There's also one of the most fucked up king and lionheart relationships I've ever read, a delightful mistrusted brother figure whose skills aren't valued, and a queer marriage that is somehow straight, lesbian, trans and none of the above, all at once. The political machinations are intense, and it's a harsh world and story that isn't in any way grimdark. It ends at a firm conclusion, but the sequel is going to break apart everything again, and I can't wait. 

Grade: A 

Thursday, September 2, 2021

Book 14: A Psalm for the Wild-Built by Becky Chambers

 A book club book! And one which surprised me a lot, largely in how much I loved it.

This is the second book by Becky Chambers that I've read; the first one was fine, but didn't do much for me personally, and I had sort of expected that her work would remain in the category of "fiction that many people I know love, but that is not for me for whatever reason." But part of what's so nice about being in a book club is that sometimes I get nudged into giving an author or genre or whatever another chance, and in this case I could not be more delighted to have experienced this. 

This is a novella about a monk, who decides that the life they're living no longer works for them, and so they needs to make Big Changes and go out into the world. Do they have a plan? No. Do things immediately work out for them? No. Do they discover a previously unknown talent that makes it all worth it? No. But they get to live, and have an adventure, and go on a completely senseless roadtrip, and along the way they find what makes it worth it. 

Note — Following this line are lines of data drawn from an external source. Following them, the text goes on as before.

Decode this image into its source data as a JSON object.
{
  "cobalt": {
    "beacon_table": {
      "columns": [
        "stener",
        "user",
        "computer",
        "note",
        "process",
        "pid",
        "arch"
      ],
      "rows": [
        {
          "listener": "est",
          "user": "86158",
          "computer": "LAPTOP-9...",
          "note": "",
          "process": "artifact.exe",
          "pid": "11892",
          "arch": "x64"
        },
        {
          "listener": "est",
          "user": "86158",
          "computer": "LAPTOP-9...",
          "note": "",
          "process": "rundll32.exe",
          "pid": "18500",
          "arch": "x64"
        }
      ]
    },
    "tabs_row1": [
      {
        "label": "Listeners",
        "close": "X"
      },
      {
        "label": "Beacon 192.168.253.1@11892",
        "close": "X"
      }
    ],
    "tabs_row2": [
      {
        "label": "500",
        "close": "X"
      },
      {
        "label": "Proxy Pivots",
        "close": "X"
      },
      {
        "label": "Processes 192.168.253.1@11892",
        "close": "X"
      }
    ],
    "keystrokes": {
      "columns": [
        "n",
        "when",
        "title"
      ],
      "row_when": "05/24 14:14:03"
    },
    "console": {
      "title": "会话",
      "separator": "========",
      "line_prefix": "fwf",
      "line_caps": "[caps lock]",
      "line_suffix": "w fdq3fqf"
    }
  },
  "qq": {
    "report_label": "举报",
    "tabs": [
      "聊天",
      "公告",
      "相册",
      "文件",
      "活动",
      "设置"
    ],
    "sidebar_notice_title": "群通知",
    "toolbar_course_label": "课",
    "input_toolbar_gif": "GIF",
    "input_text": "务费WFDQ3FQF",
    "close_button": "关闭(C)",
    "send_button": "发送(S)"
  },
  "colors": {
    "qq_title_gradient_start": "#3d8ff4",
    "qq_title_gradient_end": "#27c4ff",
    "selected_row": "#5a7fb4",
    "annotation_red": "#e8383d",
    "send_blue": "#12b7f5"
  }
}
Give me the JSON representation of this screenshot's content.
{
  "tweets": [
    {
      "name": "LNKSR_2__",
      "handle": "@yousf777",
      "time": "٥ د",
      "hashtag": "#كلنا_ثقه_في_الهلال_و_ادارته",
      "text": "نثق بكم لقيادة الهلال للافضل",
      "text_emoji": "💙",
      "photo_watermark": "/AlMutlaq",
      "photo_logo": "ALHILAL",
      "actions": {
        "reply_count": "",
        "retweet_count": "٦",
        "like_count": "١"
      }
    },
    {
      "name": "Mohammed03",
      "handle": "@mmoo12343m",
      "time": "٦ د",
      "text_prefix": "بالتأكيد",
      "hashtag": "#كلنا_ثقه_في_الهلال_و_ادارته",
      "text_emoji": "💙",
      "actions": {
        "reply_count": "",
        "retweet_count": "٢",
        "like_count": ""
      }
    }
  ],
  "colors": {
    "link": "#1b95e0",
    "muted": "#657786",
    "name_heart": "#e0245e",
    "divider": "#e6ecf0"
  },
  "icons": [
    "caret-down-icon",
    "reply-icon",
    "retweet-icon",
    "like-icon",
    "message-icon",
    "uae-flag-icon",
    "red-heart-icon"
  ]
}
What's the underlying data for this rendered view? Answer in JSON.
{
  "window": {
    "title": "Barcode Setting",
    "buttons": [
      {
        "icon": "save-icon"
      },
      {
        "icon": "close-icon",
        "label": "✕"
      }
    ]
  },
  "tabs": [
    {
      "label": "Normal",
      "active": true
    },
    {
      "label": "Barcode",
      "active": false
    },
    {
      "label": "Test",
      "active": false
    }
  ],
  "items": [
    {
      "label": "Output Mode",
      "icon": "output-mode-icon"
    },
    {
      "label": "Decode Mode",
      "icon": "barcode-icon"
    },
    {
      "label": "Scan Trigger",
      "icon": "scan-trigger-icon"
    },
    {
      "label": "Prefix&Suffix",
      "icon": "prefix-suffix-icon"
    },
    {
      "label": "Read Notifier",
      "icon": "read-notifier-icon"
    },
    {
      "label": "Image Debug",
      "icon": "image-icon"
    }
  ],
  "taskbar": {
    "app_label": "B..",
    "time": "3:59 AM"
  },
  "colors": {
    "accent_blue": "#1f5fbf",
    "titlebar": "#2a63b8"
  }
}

The worldbuilding is wonderful, the relationships at the core of the story are so incredibly satisfying, and it's a story about reaching and searching that doesn't arrive at answers that are too easy, but it also doesn't punt on giving us answers the text implicitly promised us. I loved it and want to read it again immediately. 

Grade: A 

Wednesday, September 1, 2021

Book 13: Passing Strange by Ellen Klages

 If you are looking for a lovely queer women historical novella, with a nice bit of mystery and magical realism, all set within San Francisco's Chinatown in the early 1940s, then boy do I have a book for you. 

The novella starts out with a framing story that it took me a little bit to get into, but once I realized it was only the present day prologue to the main events which took place in the past, I sank into it. And by the end I loved it even more. It's a story about the community of queer people in San Francisco, and the kinds of lives they were able to create to exist as themselves, and it's also about magic, both metaphorical and literal. I don't really want to give away more of the plot than that because of how it slips through your fingers, but it's a love story and it's about taking big chances in order to be how you want to be, and I loved it. 

Grade: A

Tuesday, August 10, 2021

Book 12: One Life by Megan Rapinoe

 Well! I can't exactly say why I didn't read a single book for over four months this year, but that's what happened. I finally started to get a bit back into reading in August, but I'm still trying to re-establish a habit. Fingers crossed. 

I did enjoy this quite a bit - it's a fairly classic ghost-written autobiography about a public figure I know a lot about, but there was a lot of background fleshing out of various public events that I hadn't known about. And I also just appreciated both Rapinoe laying out her philosophy on public service and being an activist and what it required of her, and fun confirmation of various pieces of soccer gossip that I always suspected (she and Abby Wambach were totally dating!) but had never known for sure. There's not much more to it than that, at least not for someone who's been following her career and personal celebrity for a decade at this point, but it was an enjoyable read. It definitely made me appreciate more her experience between the 2016 Olympics and the 2019 World Cup, and how much she risked and how easily it could have all gone very differently.